Değerli ve devrimci insanın yaşamı pahasına ortaya koyduğu görüş düşünce ve uyarıların ne denli haklı olduğu bu günlerin Türkiyesinde yaşanan olumsuzluklarla bir kez daha kanıtlanmıştır. Yaşanan bu günler dillendirdikleri olumsuzlukların ne denli doğru tespitler olduğunu açıkça göstermektedir. Uğur Mumcu yıllar önce canı pahasına, ülke için, demokrasi için, insan hakları için, kısaca ulusun aydınlık geleceği için ısrarla söylediklerini hatırlarlarsak, gelinen nokta ve bu sonuca karşı gösterilen aymazlıkların ne denli vahim olduğunu gözler önüne sermektedir.
Güzel bir dünya düşüncesinin yürekli savunucusu olabilmek, bunun ağır sorumluluğu altında ezilmeden onurunu taşıyabilmek her insana nasip olmaz; ayrıca böyle davranmak herkesin harcı da değildir. Bu güzel ve yiğit insan tüm bunları başarabilmiş olabildikleri için insanımızın aydınlık yüreklerinde ölümsüzleşmiştir.
Bazı insanlar vardır; toplumun esenliği ve mutluluğu için kendi can güvenliklerini önemsemezler, toplum düşmanlarının boy hedefi olmaktan korkmazlar; kendileri için bir şey istemeyi küçüklük, namertlik, sayarlar; tüm çabaları çok sevdikleri halkın mutluluğu ve esenliğidir. Sunulan tüm dünya nimetlerini ellerinin tersi ile geri çevirirler; bu soylu ve yiğit insanlar alçak gönüllülüğü ve sadeliği bir erdem bilirler. İnsanlık tarihi bu soylu insanlara, bu yurtseverlere hiçbir sansür koymadan hep baş sayfada ve baş köşede yer açmıştır.
Bu örnek ve soylu insanlar, ölümlerinden sonra da insanların belleğinde ve yüreğinde yaşarlar. Arkalarında yaşayan ideallerini, onurlarını ve örnek yaşamlarını bırakırlar; yıllar geçse de daima atan bir kalp, üreten bir beyin ve yazan bir el gibidirler.
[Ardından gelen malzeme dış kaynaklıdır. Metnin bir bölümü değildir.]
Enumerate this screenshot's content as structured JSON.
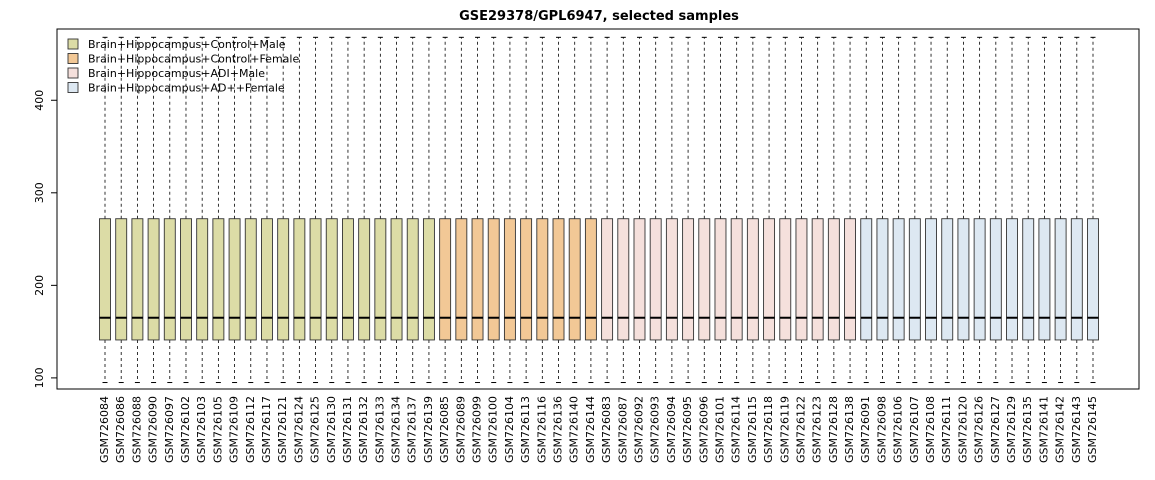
{
  "chart_data": {
    "type": "boxplot",
    "title": "GSE29378/GPL6947, selected samples",
    "xlabel": "",
    "ylabel": "",
    "ylim": [
      88,
      477
    ],
    "yticks": [
      100,
      200,
      300,
      400
    ],
    "grid": false,
    "legend_position": "top-left",
    "groups": [
      {
        "name": "Brain+Hippocampus+Control+Male",
        "color": "#dcdca6"
      },
      {
        "name": "Brain+Hippocampus+Control+Female",
        "color": "#f2c896"
      },
      {
        "name": "Brain+Hippocampus+ADI+Male",
        "color": "#f5e0dc"
      },
      {
        "name": "Brain+Hippocampus+AD++Female",
        "color": "#dde8f2"
      }
    ],
    "box_stats": {
      "whisker_low": 95,
      "q1": 141,
      "median": 165,
      "q3": 272,
      "whisker_high": 468
    },
    "samples": [
      {
        "name": "GSM726084",
        "group": 0
      },
      {
        "name": "GSM726086",
        "group": 0
      },
      {
        "name": "GSM726088",
        "group": 0
      },
      {
        "name": "GSM726090",
        "group": 0
      },
      {
        "name": "GSM726097",
        "group": 0
      },
      {
        "name": "GSM726102",
        "group": 0
      },
      {
        "name": "GSM726103",
        "group": 0
      },
      {
        "name": "GSM726105",
        "group": 0
      },
      {
        "name": "GSM726109",
        "group": 0
      },
      {
        "name": "GSM726112",
        "group": 0
      },
      {
        "name": "GSM726117",
        "group": 0
      },
      {
        "name": "GSM726121",
        "group": 0
      },
      {
        "name": "GSM726124",
        "group": 0
      },
      {
        "name": "GSM726125",
        "group": 0
      },
      {
        "name": "GSM726130",
        "group": 0
      },
      {
        "name": "GSM726131",
        "group": 0
      },
      {
        "name": "GSM726132",
        "group": 0
      },
      {
        "name": "GSM726133",
        "group": 0
      },
      {
        "name": "GSM726134",
        "group": 0
      },
      {
        "name": "GSM726137",
        "group": 0
      },
      {
        "name": "GSM726139",
        "group": 0
      },
      {
        "name": "GSM726085",
        "group": 1
      },
      {
        "name": "GSM726089",
        "group": 1
      },
      {
        "name": "GSM726099",
        "group": 1
      },
      {
        "name": "GSM726100",
        "group": 1
      },
      {
        "name": "GSM726104",
        "group": 1
      },
      {
        "name": "GSM726113",
        "group": 1
      },
      {
        "name": "GSM726116",
        "group": 1
      },
      {
        "name": "GSM726136",
        "group": 1
      },
      {
        "name": "GSM726140",
        "group": 1
      },
      {
        "name": "GSM726144",
        "group": 1
      },
      {
        "name": "GSM726083",
        "group": 2
      },
      {
        "name": "GSM726087",
        "group": 2
      },
      {
        "name": "GSM726092",
        "group": 2
      },
      {
        "name": "GSM726093",
        "group": 2
      },
      {
        "name": "GSM726094",
        "group": 2
      },
      {
        "name": "GSM726095",
        "group": 2
      },
      {
        "name": "GSM726096",
        "group": 2
      },
      {
        "name": "GSM726101",
        "group": 2
      },
      {
        "name": "GSM726114",
        "group": 2
      },
      {
        "name": "GSM726115",
        "group": 2
      },
      {
        "name": "GSM726118",
        "group": 2
      },
      {
        "name": "GSM726119",
        "group": 2
      },
      {
        "name": "GSM726122",
        "group": 2
      },
      {
        "name": "GSM726123",
        "group": 2
      },
      {
        "name": "GSM726128",
        "group": 2
      },
      {
        "name": "GSM726138",
        "group": 2
      },
      {
        "name": "GSM726091",
        "group": 3
      },
      {
        "name": "GSM726098",
        "group": 3
      },
      {
        "name": "GSM726106",
        "group": 3
      },
      {
        "name": "GSM726107",
        "group": 3
      },
      {
        "name": "GSM726108",
        "group": 3
      },
      {
        "name": "GSM726111",
        "group": 3
      },
      {
        "name": "GSM726120",
        "group": 3
      },
      {
        "name": "GSM726126",
        "group": 3
      },
      {
        "name": "GSM726127",
        "group": 3
      },
      {
        "name": "GSM726129",
        "group": 3
      },
      {
        "name": "GSM726135",
        "group": 3
      },
      {
        "name": "GSM726141",
        "group": 3
      },
      {
        "name": "GSM726142",
        "group": 3
      },
      {
        "name": "GSM726143",
        "group": 3
      },
      {
        "name": "GSM726145",
        "group": 3
      }
    ]
  }
}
Bu özellikleriyle kendilerinden sonra gelenlere esin kaynağı olurlar.
Hele bizim toplumumuz gibi, kendisinin yerine bir başkasının düşünmesini, yazmasını, tepki koymasını, mücadele etmesini ve özveride bulunmasını bekleyen insanların çoğunluk oluşturduğu bir yapıda, aydınlık yarınlar uğruna yaşamlarını hiçe sayan bu kahramanlara olan borcumuzun ödenemeyeceği kanısındayız. Onların savunduğu değerlere sahip çıkarsak, belki bizlere düşen görevi bir parça da olsa yerine getirmiş, oluruz.
Ülkemizin Demokratik Laik Sosyal Hukuk Devleti niteliği ve kimliğinin geriçiliğe dolandığı, etnik bölücülük söylemlerinin yükseldiği,ulusal değerlerin ötelendiği bu günün Atatürk Türkiyesinde bu yiğit insanın yokluğunu eksikliğini çok ama çok daha ağır hissetmekteyiz.
Ulusallık adına, egemenlik adına, Atatürk ilke ve devrimleri adına, laik Cumhuriyetin kazanımları adına çağdaş değerler ve aydınlık yarınlar adına ülkemizde yaşadığımız tüm olumsuzluklar ve saçmalıklar nedeniyle Mumcuyu özlemle anıyoruz. ilkelerini aynı kararlılıkla sürdüreceğiz."